4) WEIZENSENSITIVITÄT

Neben der Zöliakie / Sprue (s.o.) scheinen viele Menschen auf Weizen zu reagieren. Manche Autoren (z.B. William Davis  – Spiegelbestseller „Weizenwampe“) machen Weizen für eine Vielzahl von Zivilisationserkrankungen insb. Fettleibigkeit, Diabetes und Herzkreislauferkrankungen verantwortlich. Daneben kann Weizen in der Ernährung Entzündungsprozesse im Körper auslösen und u.a. chronische Darmentzündungen verschlimmern. Manche bringen Weizen auch mit Darm- und anderen Krebserkrankungen in Verbindung.

Nicht verwechselt werden sollte der recht weit gefasste Begriff der Weizensensitivität mit einer Weizenallergie oder der Zöliakie (siehe dort). Wir sprechen in diesem Abschnitt über eine Nicht-Zöliakie-Nicht-Weizenallergie-Weizensensitivität (so der formale Fachbegriff) unter der bis zu 4% der Bevölkerung in Deutschland leiden.

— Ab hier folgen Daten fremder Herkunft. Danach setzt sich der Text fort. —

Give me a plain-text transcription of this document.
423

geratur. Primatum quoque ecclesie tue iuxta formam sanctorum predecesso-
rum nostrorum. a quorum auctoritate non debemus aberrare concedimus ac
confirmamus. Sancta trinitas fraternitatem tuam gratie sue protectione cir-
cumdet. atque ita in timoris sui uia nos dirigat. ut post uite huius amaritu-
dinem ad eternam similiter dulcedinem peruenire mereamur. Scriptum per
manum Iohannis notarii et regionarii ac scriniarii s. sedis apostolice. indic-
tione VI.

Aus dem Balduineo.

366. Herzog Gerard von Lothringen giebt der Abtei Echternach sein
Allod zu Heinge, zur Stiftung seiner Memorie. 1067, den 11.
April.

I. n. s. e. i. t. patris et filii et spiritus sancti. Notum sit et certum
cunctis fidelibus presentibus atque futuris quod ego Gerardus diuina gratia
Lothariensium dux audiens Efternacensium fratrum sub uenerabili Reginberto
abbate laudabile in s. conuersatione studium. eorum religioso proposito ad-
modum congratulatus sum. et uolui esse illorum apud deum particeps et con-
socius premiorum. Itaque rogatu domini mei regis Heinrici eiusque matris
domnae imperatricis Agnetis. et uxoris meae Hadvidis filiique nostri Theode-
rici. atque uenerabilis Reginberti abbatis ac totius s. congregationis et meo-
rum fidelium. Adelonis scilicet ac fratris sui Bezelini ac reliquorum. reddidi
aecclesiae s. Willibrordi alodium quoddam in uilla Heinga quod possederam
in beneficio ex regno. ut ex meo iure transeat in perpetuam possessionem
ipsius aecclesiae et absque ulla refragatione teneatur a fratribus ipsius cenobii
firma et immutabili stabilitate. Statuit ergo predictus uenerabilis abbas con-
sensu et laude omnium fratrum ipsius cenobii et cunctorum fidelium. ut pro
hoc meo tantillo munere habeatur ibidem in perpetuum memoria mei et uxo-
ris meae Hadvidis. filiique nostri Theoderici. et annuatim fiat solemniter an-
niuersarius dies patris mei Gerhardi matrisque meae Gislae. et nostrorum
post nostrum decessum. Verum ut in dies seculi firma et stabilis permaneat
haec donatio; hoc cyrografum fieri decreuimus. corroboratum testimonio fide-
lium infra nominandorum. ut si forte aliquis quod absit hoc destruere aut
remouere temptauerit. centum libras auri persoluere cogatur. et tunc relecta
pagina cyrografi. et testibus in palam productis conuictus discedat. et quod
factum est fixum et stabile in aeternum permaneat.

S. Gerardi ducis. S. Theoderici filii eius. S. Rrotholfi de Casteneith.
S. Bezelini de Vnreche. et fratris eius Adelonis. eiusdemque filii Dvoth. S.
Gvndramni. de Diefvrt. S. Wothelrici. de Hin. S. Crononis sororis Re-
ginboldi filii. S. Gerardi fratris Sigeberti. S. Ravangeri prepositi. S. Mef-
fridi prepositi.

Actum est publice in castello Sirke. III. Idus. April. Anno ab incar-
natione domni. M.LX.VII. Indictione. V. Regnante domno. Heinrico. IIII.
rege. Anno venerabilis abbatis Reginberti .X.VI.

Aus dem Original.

Inzwischen hat die Wissenschaft einige problematische Bestandteile des Weizens identifiziert:

– ATIs – Amylase Trypsin Inhibitoren  – kommen in allen glutenhaltigen Getreiden also nicht nur Weizen sondern auch Roggen aber auch alten – wieder in Mode gekommenen Getreidesorten wie Dinkel, Emmer, Einkorn, Kamut vor. Die natürliche Funktion der ATIs ist wohl die Abwehr der Pflanzen gegen Schadinsekten. Je mehr ATIs produziert werden , desto widerstandfähiger  und ertragssicherer wird die Getreidepflanze.  Gar nicht schlecht also auf den ersten Blick. Mit genmanipuliertem Getreide hat das überhaupt nichts zu tun. Es kommt wohl entscheidend auf die Sorte an und nicht unbedingt auf Bio und konventionellen Anbau des Getreides. D.h. es gibt z.B. Dinkelsorten, die viel andere, die wenig ATIs enthalten. Es scheint aber so zu sein, dass die Anwendung leicht löslicher Mineraldünger die Menge an Gluten und hierdurch auch ATIs im Getreide erhöht. Insb. für Fertigpizzen und Aufbackwaren werden besonders kleberreiche (glutenreiche) Mehle verwandt, die hierdurch automatisch auch vermehrt ATIs enthalten.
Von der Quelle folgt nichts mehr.